Meet The Team: Dr. Karyn Farrar
SOCCER TO PROFESSIONAL GOALS: HOW I BECAME A PHYSICAL THERAPIST
by Karyn Farrar, DPT
As a sophomore at Mount Saint Mary’s University in 2006, I played for their NCAA Division 1 Women’s Soccer Program. At that point in my life, soccer was the focal point. Everything else, including my education and future career, was second to my performance on the field.
Through hard work, I solidified a starting position and found success on the field. After a four goal game the week before, I excitedly stepped on the field for our first conference game. However, I had no idea how the next 90 minutes would drastically affect the rest of my life.
During this game, a plant and twist at low speed resulted in a torn anterior cruciate ligament in my left knee.
I was devastated. This injury turned my world upside down.
Instead of a successful sophomore soccer season full of scoring goals, I faced an invasive knee surgery, a grueling 6-12 month rehab, and a harsh reality that I may never be the same dynamic, speedy soccer player again.
Little did I know that this “tragedy” forged the pathway to my future career. I spent the next month in pre-rehab strengthening my injured leg and preparing for surgery.
After the operation to graft my ACL, I spent the next 8 months in a steady rehab program where the limits of my leg -- and my patience -- were continually tested.
During my long hours at rehab, I realized how transformative the field of physical therapy can be for injured patients.
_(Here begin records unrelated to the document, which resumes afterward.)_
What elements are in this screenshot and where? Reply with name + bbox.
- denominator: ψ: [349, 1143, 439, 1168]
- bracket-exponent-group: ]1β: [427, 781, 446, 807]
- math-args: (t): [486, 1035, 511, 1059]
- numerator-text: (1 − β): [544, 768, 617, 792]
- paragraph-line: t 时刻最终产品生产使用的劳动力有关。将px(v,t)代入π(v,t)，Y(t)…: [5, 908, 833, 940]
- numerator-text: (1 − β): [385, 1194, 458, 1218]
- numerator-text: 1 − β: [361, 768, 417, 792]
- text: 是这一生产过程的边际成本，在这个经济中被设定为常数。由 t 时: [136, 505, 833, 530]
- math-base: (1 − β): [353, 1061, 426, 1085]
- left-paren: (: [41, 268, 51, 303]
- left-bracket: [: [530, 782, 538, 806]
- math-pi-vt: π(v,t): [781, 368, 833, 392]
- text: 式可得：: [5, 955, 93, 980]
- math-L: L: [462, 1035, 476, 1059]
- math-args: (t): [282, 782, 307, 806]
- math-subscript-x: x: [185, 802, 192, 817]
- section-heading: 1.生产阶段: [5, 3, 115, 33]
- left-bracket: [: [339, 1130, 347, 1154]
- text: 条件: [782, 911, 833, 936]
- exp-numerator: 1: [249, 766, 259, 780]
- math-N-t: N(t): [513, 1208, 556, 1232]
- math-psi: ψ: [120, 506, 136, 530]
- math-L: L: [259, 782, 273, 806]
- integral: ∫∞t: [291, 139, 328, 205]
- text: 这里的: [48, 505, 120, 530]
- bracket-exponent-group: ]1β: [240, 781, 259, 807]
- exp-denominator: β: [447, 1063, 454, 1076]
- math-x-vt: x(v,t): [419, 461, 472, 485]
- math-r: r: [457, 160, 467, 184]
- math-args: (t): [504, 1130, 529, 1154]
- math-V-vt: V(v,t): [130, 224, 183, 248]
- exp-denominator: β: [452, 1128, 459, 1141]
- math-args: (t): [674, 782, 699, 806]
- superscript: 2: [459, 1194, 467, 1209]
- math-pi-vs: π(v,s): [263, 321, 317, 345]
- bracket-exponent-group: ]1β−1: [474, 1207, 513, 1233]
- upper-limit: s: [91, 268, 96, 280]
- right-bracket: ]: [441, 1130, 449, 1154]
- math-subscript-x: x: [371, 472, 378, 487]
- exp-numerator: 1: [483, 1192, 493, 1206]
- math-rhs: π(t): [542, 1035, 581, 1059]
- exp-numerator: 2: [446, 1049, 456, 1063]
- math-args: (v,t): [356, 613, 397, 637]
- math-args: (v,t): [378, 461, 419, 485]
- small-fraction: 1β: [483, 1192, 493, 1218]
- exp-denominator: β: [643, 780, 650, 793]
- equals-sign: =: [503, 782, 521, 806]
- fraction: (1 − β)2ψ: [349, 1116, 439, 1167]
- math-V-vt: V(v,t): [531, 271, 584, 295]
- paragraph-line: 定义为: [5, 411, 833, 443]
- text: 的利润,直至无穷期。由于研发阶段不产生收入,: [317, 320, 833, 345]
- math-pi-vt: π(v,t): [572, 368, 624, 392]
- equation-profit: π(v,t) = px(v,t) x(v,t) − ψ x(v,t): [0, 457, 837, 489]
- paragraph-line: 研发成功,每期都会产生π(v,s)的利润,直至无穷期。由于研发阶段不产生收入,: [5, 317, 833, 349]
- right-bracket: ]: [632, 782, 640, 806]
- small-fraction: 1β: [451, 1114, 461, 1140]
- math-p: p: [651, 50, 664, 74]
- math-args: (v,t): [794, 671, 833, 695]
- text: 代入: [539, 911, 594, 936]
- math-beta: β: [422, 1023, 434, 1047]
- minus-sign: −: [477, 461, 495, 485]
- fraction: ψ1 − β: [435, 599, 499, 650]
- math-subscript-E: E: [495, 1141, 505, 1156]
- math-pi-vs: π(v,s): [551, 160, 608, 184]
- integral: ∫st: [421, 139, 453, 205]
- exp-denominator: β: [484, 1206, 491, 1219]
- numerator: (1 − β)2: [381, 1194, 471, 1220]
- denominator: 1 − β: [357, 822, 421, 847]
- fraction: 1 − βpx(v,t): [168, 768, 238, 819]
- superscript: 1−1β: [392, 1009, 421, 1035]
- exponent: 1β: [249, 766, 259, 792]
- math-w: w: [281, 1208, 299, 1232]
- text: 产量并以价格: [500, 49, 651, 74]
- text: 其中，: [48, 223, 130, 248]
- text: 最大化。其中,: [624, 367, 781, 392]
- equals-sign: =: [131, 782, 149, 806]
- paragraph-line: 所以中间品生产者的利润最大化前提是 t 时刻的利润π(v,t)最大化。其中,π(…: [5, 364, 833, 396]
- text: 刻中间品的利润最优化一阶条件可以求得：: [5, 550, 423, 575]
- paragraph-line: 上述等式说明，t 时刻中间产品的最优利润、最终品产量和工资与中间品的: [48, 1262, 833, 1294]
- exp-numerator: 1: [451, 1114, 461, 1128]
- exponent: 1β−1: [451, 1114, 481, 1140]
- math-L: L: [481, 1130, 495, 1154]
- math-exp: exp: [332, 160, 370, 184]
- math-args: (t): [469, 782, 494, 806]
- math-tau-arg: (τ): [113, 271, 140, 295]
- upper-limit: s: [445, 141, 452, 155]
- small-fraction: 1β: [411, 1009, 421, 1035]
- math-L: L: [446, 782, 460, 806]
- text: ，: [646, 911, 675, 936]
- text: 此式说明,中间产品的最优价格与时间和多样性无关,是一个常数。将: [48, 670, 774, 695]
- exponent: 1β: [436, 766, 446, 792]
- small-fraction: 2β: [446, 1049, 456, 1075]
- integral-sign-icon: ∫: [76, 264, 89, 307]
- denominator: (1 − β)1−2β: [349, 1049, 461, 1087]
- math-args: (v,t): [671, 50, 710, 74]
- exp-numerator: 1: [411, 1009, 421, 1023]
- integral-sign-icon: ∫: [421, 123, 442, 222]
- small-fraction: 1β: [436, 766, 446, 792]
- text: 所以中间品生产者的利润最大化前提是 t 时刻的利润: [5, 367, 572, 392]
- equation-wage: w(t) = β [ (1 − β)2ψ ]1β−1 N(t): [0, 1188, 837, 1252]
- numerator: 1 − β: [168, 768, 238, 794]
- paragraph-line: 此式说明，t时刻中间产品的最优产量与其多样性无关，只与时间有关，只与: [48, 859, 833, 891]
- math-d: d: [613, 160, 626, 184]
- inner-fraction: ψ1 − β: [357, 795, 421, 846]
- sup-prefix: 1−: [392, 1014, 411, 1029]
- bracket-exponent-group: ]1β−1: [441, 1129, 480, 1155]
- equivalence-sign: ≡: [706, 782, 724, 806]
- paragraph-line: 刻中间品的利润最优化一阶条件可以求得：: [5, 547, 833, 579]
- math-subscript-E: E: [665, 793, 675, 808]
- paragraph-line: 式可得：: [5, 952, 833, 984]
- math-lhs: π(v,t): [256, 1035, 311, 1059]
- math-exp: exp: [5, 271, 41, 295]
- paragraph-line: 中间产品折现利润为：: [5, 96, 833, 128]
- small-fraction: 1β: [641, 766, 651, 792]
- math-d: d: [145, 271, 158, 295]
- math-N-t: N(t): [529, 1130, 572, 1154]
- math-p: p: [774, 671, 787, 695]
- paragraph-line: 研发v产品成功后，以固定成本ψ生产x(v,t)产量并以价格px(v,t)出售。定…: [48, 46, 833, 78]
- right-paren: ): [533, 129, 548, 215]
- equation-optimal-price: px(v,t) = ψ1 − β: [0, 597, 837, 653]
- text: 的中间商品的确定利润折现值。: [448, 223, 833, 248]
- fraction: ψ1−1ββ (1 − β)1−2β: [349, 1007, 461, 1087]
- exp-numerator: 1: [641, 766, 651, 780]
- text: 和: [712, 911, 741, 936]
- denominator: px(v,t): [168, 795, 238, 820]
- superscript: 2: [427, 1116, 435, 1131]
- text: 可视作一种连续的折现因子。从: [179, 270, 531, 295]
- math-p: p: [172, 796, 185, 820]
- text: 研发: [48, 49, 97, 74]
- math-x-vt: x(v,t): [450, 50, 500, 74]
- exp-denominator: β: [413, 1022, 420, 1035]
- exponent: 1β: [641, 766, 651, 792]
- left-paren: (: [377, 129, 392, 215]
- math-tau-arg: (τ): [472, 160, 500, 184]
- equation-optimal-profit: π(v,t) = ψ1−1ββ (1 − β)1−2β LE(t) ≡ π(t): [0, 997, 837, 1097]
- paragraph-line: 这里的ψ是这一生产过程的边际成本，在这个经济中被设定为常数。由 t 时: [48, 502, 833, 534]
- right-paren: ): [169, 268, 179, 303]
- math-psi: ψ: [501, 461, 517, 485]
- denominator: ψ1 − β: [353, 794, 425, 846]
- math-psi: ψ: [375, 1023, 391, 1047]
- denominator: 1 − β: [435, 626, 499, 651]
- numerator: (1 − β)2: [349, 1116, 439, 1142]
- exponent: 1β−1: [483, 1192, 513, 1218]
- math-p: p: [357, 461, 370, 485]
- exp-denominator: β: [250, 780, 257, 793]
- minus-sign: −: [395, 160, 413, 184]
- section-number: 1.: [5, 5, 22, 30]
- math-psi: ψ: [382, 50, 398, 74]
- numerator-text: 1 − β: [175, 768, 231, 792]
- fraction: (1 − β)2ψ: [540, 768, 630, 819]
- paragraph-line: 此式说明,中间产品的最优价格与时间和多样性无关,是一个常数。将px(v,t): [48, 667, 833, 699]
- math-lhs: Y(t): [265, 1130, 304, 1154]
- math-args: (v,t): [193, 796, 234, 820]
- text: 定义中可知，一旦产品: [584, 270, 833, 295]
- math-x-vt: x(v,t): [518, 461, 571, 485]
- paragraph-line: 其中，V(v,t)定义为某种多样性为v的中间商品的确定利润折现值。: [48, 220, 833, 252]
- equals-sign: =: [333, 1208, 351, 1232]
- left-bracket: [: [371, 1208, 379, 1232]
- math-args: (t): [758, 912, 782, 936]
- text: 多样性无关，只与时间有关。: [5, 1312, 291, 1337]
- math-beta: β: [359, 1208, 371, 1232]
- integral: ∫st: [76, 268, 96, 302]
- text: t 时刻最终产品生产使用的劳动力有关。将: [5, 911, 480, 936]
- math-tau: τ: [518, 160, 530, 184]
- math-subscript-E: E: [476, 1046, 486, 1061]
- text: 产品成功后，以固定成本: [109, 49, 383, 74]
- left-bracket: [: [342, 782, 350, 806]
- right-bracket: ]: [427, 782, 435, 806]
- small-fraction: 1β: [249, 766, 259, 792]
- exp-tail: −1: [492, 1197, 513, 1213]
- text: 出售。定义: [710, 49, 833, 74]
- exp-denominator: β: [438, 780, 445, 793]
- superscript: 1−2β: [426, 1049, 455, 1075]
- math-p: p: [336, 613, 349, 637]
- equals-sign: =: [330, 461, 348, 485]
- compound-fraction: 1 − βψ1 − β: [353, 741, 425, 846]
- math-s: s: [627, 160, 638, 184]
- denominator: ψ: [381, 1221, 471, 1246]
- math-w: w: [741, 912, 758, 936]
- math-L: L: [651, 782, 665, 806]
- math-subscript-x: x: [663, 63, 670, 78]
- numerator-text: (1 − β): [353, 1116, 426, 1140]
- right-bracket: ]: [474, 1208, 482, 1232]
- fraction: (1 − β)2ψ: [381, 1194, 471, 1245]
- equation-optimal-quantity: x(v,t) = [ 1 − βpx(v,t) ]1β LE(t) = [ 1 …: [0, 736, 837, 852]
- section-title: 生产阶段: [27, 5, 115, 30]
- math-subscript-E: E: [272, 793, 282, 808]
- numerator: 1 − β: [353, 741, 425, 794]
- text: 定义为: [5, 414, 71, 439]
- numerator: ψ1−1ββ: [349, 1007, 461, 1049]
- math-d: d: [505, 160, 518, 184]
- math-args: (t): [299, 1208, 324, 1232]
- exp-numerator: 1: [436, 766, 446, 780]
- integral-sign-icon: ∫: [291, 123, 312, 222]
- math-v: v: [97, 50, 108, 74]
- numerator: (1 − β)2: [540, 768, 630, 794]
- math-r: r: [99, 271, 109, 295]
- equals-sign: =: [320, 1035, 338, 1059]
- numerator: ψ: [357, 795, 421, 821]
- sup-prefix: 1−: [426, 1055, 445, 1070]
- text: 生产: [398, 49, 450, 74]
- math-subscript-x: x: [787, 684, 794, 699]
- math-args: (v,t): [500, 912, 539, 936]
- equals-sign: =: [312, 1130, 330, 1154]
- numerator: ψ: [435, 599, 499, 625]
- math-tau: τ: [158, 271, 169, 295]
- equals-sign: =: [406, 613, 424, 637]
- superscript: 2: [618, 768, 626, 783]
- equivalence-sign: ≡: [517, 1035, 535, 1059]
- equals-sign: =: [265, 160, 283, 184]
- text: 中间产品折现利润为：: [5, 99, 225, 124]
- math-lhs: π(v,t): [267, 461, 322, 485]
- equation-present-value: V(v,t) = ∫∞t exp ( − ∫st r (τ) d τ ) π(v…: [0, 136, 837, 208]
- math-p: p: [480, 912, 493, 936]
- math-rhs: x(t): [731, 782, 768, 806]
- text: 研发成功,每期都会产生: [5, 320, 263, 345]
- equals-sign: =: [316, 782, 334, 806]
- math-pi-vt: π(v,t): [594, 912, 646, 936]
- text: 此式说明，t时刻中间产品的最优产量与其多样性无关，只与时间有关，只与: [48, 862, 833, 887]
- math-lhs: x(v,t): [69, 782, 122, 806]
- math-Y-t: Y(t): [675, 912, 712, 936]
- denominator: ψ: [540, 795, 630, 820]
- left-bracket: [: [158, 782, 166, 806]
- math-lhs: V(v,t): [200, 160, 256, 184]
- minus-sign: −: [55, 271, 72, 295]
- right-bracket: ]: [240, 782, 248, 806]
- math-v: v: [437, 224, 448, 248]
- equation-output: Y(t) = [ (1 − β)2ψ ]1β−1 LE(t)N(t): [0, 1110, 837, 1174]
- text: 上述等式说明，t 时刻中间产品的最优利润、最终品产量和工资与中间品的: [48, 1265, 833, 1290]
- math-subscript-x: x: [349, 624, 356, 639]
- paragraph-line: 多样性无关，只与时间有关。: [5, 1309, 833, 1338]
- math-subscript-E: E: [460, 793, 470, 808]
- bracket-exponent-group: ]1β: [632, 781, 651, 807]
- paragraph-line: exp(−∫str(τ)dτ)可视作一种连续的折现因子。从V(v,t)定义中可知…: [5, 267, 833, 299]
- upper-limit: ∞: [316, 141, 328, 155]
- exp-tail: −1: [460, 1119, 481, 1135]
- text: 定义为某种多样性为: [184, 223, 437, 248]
The way my therapist could hone in on my deficits and give me a plan to treat them inspired me. My knee was injured, but it was plastic and malleable. Major improvements could occur, giving me hope of returning to the game I loved so much.
Yet, my newfound intrigue for a career in physical therapy wasn’t totally realized until I returned to the soccer field for the first time after my rehab program ended.
Walking onto the grass for kickoff, I realized that from the moment my physical therapist met me, she had given me hope that I would one day play competitive soccer again. Even when my mind could not look past the stitches, swelling, and weak musculature, she could.
My physical therapist knew I had the potential to return to my previous level of play. She continually set her expectations high and encouraged me to work toward achieving my long term goals. I realized that without her motivation I probably would not have been able to step back on the field with confidence in my mobility and mind.
After graduating from Mount Saint Mary’s University with degrees in psychology and biology, I set my sights on entering PT school. Many grueling hours in the lab and a fifth year of undergraduate courses later, he University of Maryland- Baltimore accepted me into the doctorate of physical therapy program.
During my three years at UMB, the depth and impact a physical therapist can make continually resonated with me. My PT program exposed me not only to sports physical therapy, but also the fields of pediatric, acute, chronic, and long term care. In all PT cases, physical therapists have the unique opportunity to encourage and motivate their patients to see past their injury and look toward the future.
Upon finishing my DPT degree, I spent the first three years of my physical therapy career at Johns Hopkins Bayview Medical Center in Baltimore. Hopkins offered me broad opportunities to work in acute care, burn care, and specialty neurological outpatient care.
These patient populations face lifelong challenges and struggles, which are far different from what I had experienced as a student. Yet, as a physical therapist focused on helping patients form a better functional future, I could see room for betterment in their lives. Working together, each patient and I could strategize ways to make tasks easier, make movement less painful, and make life more fulfilling.
My unique background as a patient and as a practitioner instilled in me a strong appreciation for the struggles which patients face in their body, mind, and spirit.
As a physical therapist, my job is to not only positively affect a person’s physical function, but also to assist them in their day-to-day mindset and goal setting. My professional hope is that each patient walks away from our session with a strong and confident outlook about recovery, much the same way my therapist helped me many years ago.